This is an interesting one, but ultimately, I didn’t love it. There’s so much earth and seaside, at the expense of almost all the sweetness in the back half of the dram. I’d definitely call it unbalanced, but if those punky-wood, coastal, earthy flavours are your jam, you might dig this. It didn’t really do a whole lot for me though. I prefer the old version. If you’re finding whisky too sweet lately, give this one a go.
Nose: Coastal and lightly sweet. Apple, pear, lemon, some peach, (heavily-)salted caramel, and buttery shortbread. It’s definitely earthy: there’s mud, some pine, tobacco, and maybe a whiff of rocky beach. There’s some kind of salted nuts in there as well as some malted barley. There’s a bit of a solvent-y note in here, but it comes across to me more as part of the brine rather than something obtrusive.

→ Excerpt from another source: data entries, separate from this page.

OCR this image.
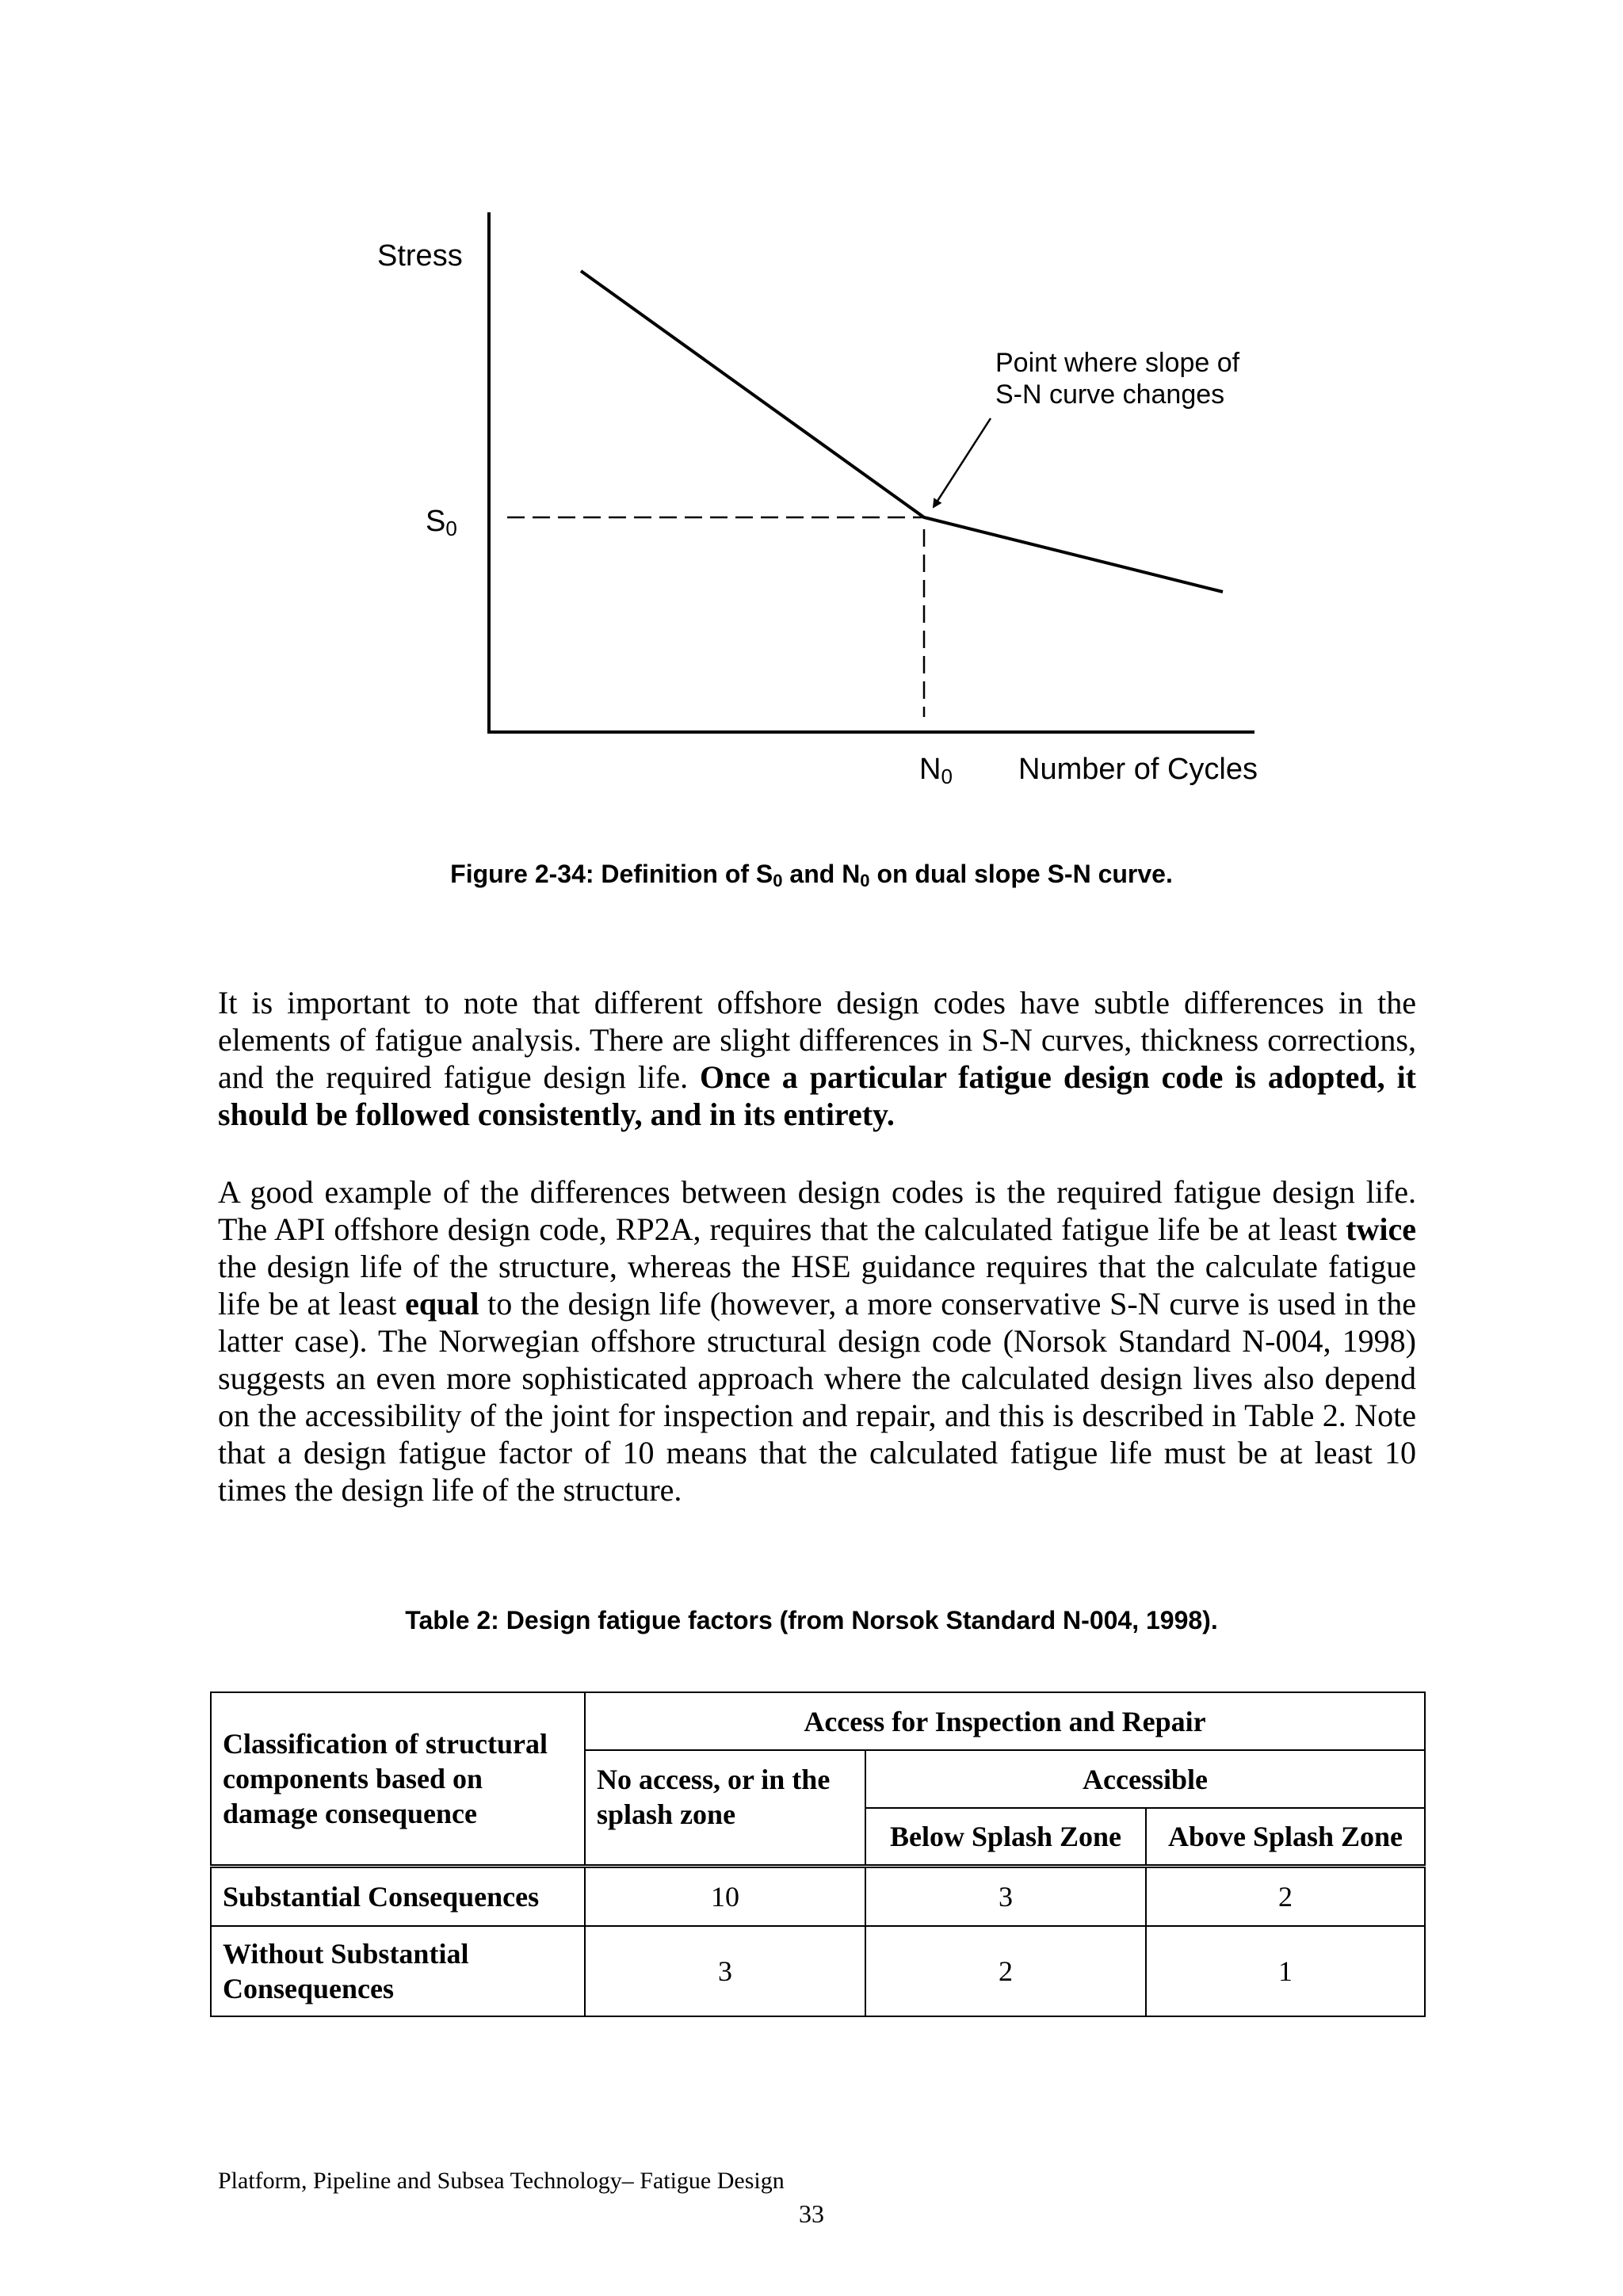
Stress
Number of Cycles
S0
N0
Point where slope of
S-N curve changes
Figure 2-34: Definition of $S_0$ and $N_0$ on dual slope S-N curve.

It is important to note that different offshore design codes have subtle differences in the elements of fatigue analysis. There are slight differences in S-N curves, thickness corrections, and the required fatigue design life. Once a particular fatigue design code is adopted, it should be followed consistently, and in its entirety.

A good example of the differences between design codes is the required fatigue design life. The API offshore design code, RP2A, requires that the calculated fatigue life be at least twice the design life of the structure, whereas the HSE guidance requires that the calculate fatigue life be at least equal to the design life (however, a more conservative S-N curve is used in the latter case). The Norwegian offshore structural design code (Norsok Standard N-004, 1998) suggests an even more sophisticated approach where the calculated design lives also depend on the accessibility of the joint for inspection and repair, and this is described in Table 2. Note that a design fatigue factor of 10 means that the calculated fatigue life must be at least 10 times the design life of the structure.

Table 2: Design fatigue factors (from Norsok Standard N-004, 1998).
Classification of structural components based on damage consequence	Access for Inspection and Repair		
	No access, or in the splash zone	Accessible	
		Below Splash Zone	Above Splash Zone
Substantial Consequences	10	3	2
Without Substantial Consequences	3	2	1
Platform, Pipeline and Subsea Technology– Fatigue Design
33
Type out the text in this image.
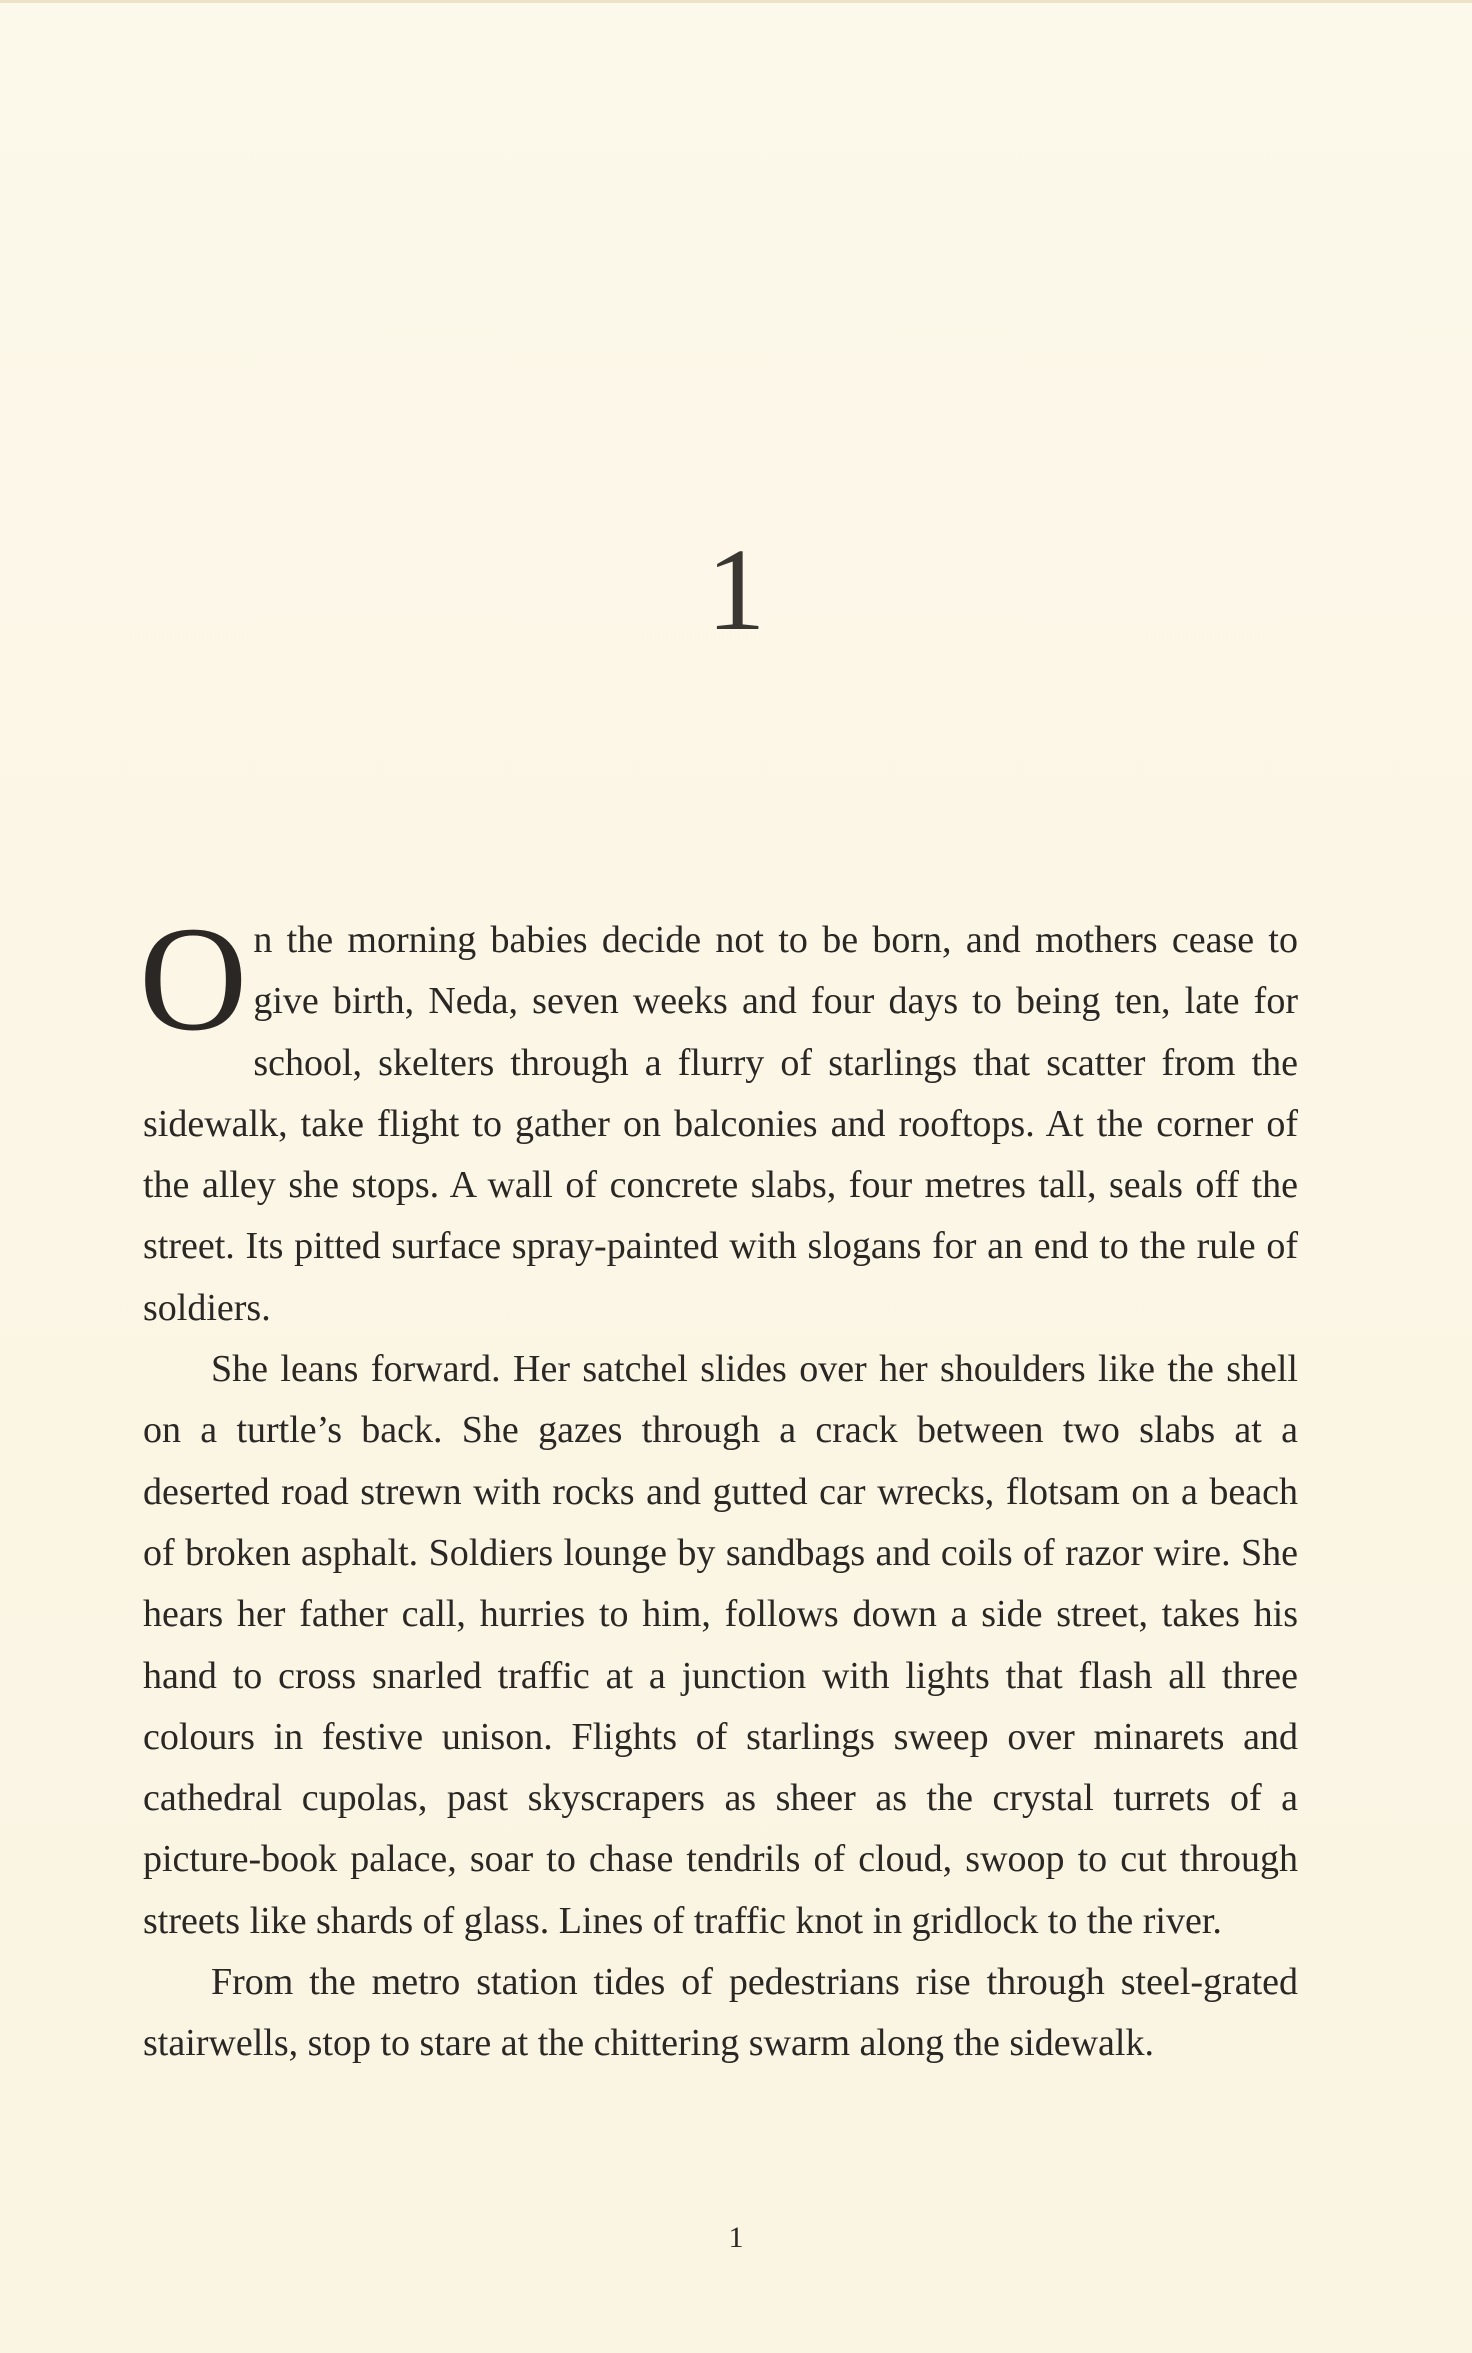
1

On the morning babies decide not to be born, and mothers cease to give birth, Neda, seven weeks and four days to being ten, late for school, skelters through a flurry of starlings that scatter from the sidewalk, take flight to gather on balconies and rooftops. At the corner of the alley she stops. A wall of concrete slabs, four metres tall, seals off the street. Its pitted surface spray-painted with slogans for an end to the rule of soldiers.

She leans forward. Her satchel slides over her shoulders like the shell on a turtle’s back. She gazes through a crack between two slabs at a deserted road strewn with rocks and gutted car wrecks, flotsam on a beach of broken asphalt. Soldiers lounge by sandbags and coils of razor wire. She hears her father call, hurries to him, follows down a side street, takes his hand to cross snarled traffic at a junction with lights that flash all three colours in festive unison. Flights of starlings sweep over minarets and cathedral cupolas, past skyscrapers as sheer as the crystal turrets of a picture-book palace, soar to chase tendrils of cloud, swoop to cut through streets like shards of glass. Lines of traffic knot in gridlock to the river.

From the metro station tides of pedestrians rise through steel-grated stairwells, stop to stare at the chittering swarm along the sidewalk.

1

Palate: Medium texture, slightly oily. Caramel, toffee, apple, vanilla, and nutmeg up front, before a quick development into something much earthier and dry. There’s a good dose of black pepper, the bitterness of punky (rotting) seaside wood, lots of leather, salt, and of course, salt. Very dusty, with something like bitter honey.
Finish: Medium-length. A punch of woody, earthy, and dry. Salt-drenched coastal forest (much like they have on Mull, actually), clay, salt, tobacco, and herbs. Some banana, lemon, and dark chocolate, with more of that bitter honey. There’s the slightest hint of pastries wafting over.